Борис Леонов - Солдаты мира
Ночью высадились на скучной одинокой станции и километра два топали по остервенелому холоду. Проклиная себя за то, что не взял сапоги на размер больше, Родион изо всей силы шевелил слипшимися от тесноты пальцами, которые порой совсем переставал чувствовать.

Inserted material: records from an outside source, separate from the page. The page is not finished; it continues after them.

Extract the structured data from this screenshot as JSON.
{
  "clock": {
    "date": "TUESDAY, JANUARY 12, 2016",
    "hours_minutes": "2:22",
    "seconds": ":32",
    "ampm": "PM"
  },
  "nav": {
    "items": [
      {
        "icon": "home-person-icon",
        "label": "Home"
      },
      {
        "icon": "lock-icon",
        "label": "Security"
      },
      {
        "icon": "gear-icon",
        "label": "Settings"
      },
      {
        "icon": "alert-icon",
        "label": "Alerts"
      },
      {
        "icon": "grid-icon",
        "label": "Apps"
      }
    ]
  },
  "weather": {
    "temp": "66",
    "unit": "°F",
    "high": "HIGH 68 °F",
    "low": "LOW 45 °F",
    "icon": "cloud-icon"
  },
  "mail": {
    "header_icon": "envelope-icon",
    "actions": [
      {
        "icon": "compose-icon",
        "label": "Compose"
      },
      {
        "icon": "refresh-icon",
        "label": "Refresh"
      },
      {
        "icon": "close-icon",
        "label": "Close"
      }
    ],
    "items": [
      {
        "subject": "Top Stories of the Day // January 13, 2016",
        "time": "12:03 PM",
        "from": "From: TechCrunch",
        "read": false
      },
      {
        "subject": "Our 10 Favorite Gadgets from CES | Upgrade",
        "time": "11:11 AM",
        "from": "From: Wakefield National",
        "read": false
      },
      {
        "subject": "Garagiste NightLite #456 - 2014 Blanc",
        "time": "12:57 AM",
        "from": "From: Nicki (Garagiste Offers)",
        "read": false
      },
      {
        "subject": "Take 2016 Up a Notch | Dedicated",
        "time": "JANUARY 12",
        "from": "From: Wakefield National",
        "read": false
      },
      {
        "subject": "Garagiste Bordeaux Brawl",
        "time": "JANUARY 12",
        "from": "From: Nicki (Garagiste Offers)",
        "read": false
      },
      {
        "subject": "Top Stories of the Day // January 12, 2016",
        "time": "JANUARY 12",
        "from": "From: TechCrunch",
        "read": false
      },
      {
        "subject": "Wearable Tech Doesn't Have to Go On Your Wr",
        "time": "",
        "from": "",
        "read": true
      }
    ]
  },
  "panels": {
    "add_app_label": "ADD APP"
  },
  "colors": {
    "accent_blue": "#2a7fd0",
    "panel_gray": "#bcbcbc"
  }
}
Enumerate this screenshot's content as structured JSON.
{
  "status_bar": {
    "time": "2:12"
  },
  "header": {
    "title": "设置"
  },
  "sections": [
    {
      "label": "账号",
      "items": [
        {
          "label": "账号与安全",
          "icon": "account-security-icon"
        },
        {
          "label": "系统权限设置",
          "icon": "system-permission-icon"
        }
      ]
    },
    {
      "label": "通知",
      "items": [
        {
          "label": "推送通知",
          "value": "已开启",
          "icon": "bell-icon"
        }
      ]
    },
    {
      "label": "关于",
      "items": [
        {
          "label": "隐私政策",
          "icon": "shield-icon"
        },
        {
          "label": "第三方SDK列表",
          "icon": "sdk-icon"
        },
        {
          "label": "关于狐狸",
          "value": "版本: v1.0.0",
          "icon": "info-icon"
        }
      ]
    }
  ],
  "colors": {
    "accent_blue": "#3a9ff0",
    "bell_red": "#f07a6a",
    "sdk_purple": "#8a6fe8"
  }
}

В предутренней сизоватой мути расплывчато проступали плешивые сопки с редкими островками леса. Снег лежал только в канавах, деревья попадались редко. Слева, упираясь одним боком в степь, а другим в речную излучину, чернела тонкая веревочка финских домиков; справа на несколько сот метров небрежно вытянулись многоэтажные полковые казармы танкистов, мотострелков, саперов.
Родион поискал глазами Фомина — тот плелся на левом фланге. Родиону опять стало неловко от мысли, что этот Филиппок нужен ему для взбадривания духа. И поэтому, когда узнал через два часа, что будет служить с Колькой в одной части, даже расстроился.
В артполк их повезли на машинах. Долго кантовали в спортзале, один сержантик все выспрашивал музыкантов и заносил фамилии в блокнотик, обещая райскую жизнь. Двоих он все-таки искусил: этих Родион невзлюбил еще в учебке. Когда вошли офицеры и кто-то бравурно крикнул: «Смирно!» — молодняк неуклюже сыпанул с брусьев и перекладин, забрякал ремнями, кривым забором вырос перед коренастым подполковником.
— Здравствуйте, товарищи солдаты!
Ответили кто во что горазд. Жесткие усики начальника штаба разошлись гармошечкой — от улыбки лицо его посуровело. Он был легконогий и острословый, но за веселостью его угадывался властный нрав.
— Маляры, плотники, слесари — два шага вперед!
Прошелестел смешок. Вышли трое и покраснели — не подвох ли? Долговязый парень что-то прикинул в уме и тоже вышел из строя. К ним подошел кудрявый капитан и записал фамилии.
— Художники — три шага вперед!
У Родиона непроизвольно дернулись плечи, но он сдержал себя. Движение его тут же перехватил начштаба.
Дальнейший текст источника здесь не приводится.